Cesare deve morire and the Unsettling Self-(Re-)Fashioning Power of Theater
Abstract
As uplifting as it is unsettling, Paolo and Vittorio Taviani's Cesare deve morire (2012) is one of the most peculiar and engaging Shakespearian adaptations of the past few years. A drama-documentary chronicling the staging of Julius Caesar by the inmates of the maximum-security wing of the Rebibbia prison in Rome, Cesare deve morire explores a wide range of thought-provoking issues.

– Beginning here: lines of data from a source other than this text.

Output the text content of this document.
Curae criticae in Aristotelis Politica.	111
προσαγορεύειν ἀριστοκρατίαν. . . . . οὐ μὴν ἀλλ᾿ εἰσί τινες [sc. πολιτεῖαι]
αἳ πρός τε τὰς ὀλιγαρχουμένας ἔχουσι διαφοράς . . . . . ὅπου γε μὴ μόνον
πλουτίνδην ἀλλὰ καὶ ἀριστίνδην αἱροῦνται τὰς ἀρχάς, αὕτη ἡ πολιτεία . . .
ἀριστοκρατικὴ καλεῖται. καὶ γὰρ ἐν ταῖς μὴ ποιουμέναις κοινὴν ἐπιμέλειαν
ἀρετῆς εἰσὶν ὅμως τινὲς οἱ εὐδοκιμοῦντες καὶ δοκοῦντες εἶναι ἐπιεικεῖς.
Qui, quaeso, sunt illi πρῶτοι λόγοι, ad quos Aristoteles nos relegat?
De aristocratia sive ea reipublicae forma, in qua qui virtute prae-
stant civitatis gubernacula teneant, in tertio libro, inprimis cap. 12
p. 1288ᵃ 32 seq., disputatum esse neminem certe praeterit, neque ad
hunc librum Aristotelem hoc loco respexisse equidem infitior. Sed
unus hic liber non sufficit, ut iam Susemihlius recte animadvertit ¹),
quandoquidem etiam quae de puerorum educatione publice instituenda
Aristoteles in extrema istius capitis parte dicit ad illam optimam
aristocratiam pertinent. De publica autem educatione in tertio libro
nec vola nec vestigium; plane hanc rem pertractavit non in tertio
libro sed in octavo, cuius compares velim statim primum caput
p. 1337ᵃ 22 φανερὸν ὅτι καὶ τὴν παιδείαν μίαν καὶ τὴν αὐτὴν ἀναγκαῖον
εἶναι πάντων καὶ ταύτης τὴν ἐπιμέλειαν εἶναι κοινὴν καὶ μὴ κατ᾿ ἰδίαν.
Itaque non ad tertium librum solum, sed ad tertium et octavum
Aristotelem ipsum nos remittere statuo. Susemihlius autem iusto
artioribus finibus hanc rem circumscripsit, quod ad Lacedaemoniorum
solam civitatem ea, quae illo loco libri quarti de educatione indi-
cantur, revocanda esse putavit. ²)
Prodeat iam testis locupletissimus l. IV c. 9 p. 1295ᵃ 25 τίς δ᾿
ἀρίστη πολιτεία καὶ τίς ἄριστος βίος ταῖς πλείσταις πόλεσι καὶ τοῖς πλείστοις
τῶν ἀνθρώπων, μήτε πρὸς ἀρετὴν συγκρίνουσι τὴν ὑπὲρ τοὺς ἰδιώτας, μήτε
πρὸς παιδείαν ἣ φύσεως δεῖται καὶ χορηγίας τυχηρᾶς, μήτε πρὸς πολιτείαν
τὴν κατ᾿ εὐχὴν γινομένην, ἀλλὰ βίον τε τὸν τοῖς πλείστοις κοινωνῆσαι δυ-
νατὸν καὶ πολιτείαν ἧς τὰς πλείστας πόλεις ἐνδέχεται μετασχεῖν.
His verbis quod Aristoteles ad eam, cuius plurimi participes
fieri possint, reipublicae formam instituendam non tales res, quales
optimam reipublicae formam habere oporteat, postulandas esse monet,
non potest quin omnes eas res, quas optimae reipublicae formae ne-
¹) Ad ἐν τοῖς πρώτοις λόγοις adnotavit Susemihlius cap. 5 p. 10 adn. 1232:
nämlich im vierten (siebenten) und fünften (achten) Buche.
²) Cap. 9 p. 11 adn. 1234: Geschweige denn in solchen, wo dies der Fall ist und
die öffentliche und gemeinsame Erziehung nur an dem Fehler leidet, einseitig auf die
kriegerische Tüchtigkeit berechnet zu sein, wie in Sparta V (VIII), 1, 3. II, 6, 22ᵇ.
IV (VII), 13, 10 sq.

As an adaptation, it is especially interesting for the directors' unusual choice to have each actor "translate" his lines into his own dialect, which enriches Shakespeare's text with new layers of meaning, in that each dialect both carries geographic-specific cultural traits and evokes conscious and unconscious associations in the viewers' imagination. The use of dialect is also decisive in creating a bridge between the events in Julius Caesar and the inmates' first-hand experience of criminal life, which endows their performance with profound intensity. This article notably focuses on the ultimate consequences brought about on the convicts' perception of their own lives and selves by their intimate encounter with art. Specifically, the rehabilitative and regenerating function of theater seems simultaneously to carry disturbing retributive overtones, since this reawakening contact with art leads some of the inmates fully to realize the extent of what they have lost.